Reliance Industries said the claim of the government is based on misreading and misinterpretation of key elements of the production sharing contract


Reliance said that the claim of the government is without precedent in the oil and gas industry, anywhere in the world. Photo: AFP
Reliance said that the claim of the government is without precedent in the oil and gas industry, anywhere in the world. Photo: AFP

New Delhi: Reliance Industries Ltd’s partners are considering joining the arbitration that the Mukesh Ambani-run firm is planning to initiate against the government for slapping a $1.55 billion demand for “unfairly enriching” by producing natural gas belonging to Oil and Natural Gas Corp. Ltd (ONGC).

Calgary-based Niko Resources Ltd, which holds 10% interest in RIL-operated KG-DWN-98/3 or KG-D6 block, said the partners believe they are “not liable for the amount claimed by the government of India.”

In an emailed statement, it said it “is considering joining RIL in invoking the dispute resolution mechanism in the production sharing contract (PSC).”

The oil ministry had on 3 November issued a notice to RIL, Niko and UK’s BP plc seeking $1.47 billion for producing in the seven years ended 31 March 2016 about 338.332 million British thermal units of gas that had seeped or migrated from state-owned Oil and Natural Gas Corp.’s (ONGC) blocks into adjoining KG-D6 in Bay of Bengal.

After deducting $71.71 million royalty paid on the gas produced and adding an interest at the rate of Libor plus 2%, totalling $149.86 million, a total demand of $1.55 billion was made on RIL, BP and Niko.

RIL had on Friday stated that it “proposes to invoke the dispute resolution mechanism in the PSC and issue a notice of arbitration to the government.” “RIL remains convinced of being able to fully justify and vindicate its position that the government’s claim is not sustainable,” the company had said, adding it has worked within the boundaries of the KG-D6 block awarded to it and has complied with all applicable regulations and provisions of the PSC.

“The claim of the government is based on misreading and misinterpretation of key elements of the PSC and is without precedent in the oil and gas industry, anywhere in the world,” it had said.

BP, which holds the remaining 30% interest, said it is evaluating its options. “BP believes that the action taken is neither in line with well-established global practices nor is it in line with the PSC. We are aligned and working with our partners to evaluate our options to achieve an effective resolution,” a BP India spokesperson said.

Originally, ONGC had sued RIL for producing gas that had migrated from its blocks KG-DWN-98/2 (KG-D5) and Godavari PML in the KG basin to adjoining KG-D6 block of RIL.
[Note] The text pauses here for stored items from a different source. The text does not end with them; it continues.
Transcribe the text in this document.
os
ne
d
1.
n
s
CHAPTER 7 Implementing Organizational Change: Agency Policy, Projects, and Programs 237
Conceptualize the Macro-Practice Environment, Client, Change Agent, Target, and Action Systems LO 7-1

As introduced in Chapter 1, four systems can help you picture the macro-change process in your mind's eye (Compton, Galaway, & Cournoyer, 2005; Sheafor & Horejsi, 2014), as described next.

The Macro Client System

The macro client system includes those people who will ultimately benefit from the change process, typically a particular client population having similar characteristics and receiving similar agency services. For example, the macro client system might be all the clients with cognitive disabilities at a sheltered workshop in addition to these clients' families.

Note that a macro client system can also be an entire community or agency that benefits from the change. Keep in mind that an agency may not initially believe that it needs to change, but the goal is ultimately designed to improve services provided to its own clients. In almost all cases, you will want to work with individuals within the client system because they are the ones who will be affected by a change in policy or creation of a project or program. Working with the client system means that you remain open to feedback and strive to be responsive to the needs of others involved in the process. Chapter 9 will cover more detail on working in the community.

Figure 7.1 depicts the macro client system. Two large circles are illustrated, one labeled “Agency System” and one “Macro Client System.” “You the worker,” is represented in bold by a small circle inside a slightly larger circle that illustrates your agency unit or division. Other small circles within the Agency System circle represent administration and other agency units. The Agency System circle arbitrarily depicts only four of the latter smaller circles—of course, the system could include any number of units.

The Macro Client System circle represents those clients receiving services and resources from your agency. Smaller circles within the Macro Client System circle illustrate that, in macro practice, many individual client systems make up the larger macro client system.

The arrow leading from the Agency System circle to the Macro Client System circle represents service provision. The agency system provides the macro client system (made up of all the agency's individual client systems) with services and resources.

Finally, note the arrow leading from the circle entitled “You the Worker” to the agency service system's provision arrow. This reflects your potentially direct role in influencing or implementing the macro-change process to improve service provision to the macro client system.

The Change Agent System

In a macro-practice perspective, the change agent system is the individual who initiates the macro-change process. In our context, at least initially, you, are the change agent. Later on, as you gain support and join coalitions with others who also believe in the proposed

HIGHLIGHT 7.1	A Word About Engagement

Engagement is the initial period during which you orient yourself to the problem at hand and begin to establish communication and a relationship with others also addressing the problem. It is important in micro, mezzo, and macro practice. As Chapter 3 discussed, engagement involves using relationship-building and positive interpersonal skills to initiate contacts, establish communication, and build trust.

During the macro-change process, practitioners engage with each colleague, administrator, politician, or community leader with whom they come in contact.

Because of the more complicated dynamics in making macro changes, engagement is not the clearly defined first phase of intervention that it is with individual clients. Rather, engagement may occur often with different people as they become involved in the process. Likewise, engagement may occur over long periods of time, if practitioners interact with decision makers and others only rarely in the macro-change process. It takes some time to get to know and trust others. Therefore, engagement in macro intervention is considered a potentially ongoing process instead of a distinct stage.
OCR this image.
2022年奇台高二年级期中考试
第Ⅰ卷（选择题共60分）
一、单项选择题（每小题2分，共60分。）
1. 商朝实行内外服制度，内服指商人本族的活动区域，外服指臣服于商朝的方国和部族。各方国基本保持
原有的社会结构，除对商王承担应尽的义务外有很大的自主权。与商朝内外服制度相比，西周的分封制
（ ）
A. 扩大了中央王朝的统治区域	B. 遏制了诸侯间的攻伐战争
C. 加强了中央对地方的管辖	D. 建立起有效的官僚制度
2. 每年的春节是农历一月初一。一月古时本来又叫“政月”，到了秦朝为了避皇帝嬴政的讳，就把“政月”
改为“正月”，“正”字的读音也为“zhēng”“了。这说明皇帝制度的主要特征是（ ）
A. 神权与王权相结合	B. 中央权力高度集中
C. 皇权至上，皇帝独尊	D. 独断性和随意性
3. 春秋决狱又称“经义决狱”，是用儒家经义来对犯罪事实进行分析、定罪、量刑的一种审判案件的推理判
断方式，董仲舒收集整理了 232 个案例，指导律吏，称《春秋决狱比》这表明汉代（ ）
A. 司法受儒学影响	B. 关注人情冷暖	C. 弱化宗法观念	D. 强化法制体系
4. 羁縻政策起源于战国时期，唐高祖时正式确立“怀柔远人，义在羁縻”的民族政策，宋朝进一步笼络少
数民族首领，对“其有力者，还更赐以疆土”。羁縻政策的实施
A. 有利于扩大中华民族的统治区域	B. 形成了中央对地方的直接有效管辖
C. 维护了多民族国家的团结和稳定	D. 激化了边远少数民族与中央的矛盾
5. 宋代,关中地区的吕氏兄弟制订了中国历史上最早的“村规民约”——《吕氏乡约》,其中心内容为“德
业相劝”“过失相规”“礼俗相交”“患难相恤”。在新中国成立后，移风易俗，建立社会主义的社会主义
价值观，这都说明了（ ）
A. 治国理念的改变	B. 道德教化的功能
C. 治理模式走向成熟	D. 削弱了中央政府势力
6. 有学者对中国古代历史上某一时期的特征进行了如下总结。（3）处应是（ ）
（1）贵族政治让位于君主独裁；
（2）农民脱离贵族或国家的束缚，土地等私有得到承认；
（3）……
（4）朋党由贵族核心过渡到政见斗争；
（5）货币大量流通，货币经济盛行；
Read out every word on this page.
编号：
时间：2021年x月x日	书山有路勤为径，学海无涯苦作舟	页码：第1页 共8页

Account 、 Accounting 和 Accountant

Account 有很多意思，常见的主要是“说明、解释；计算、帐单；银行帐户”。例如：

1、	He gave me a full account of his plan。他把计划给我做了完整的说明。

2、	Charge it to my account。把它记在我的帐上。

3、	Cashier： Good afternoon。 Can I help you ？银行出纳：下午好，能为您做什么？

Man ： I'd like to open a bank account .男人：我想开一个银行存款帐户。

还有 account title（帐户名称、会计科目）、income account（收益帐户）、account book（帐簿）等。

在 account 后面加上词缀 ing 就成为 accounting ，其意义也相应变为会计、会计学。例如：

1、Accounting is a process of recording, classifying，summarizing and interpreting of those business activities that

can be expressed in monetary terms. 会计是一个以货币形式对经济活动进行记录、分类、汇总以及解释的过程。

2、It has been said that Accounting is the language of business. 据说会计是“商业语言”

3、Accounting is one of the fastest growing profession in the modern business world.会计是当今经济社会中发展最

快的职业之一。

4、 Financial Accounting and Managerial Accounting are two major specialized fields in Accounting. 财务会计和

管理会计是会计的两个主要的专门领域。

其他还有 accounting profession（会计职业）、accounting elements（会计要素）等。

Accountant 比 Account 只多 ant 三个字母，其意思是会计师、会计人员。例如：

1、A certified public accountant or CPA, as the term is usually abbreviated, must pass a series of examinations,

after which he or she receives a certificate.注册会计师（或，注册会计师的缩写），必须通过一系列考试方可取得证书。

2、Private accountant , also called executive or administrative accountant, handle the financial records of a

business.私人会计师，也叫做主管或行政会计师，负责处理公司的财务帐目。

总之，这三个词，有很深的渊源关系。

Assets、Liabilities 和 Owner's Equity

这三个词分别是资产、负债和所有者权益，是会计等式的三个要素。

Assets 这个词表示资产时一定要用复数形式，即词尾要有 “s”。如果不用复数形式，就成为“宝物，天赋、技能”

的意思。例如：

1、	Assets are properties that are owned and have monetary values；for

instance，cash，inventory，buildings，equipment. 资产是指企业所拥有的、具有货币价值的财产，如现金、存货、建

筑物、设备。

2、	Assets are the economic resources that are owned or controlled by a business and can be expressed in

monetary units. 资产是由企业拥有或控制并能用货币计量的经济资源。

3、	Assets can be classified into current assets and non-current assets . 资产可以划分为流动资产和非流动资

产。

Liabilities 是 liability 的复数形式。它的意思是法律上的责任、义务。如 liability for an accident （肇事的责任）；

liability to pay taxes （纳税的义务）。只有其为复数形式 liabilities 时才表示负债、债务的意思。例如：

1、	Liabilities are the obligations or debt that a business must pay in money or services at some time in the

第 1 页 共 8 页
Under direction of the Delhi High Court, the government had appointed a one-man committee under retired justice A P Shah to go into the issue. The panel in its report on 29 August felt that the government and not ONGC is entitled to compensation.

Subsequently, the ministry asked its upstream technical arm DGH to calculate the amount of compensation and a demand notice was slapped on RIL-BP-Niko. “The committee has concluded that the contractor’s (RIL- BP-Niko) production of migrated gas and retention of ensuing benefits amounts to unjust enrichment, since the production sharing contract (PSC)... does not permit a contractor to produce and sell migrated gas,” the 3 November demand note said.

The ministry said it had accepted the Shah committee report and consequently “it has been decided by the government to claim restitution from the contractor of the block KG-DWN- 98/3 for the unjust benefit received and unfairly retained by them”.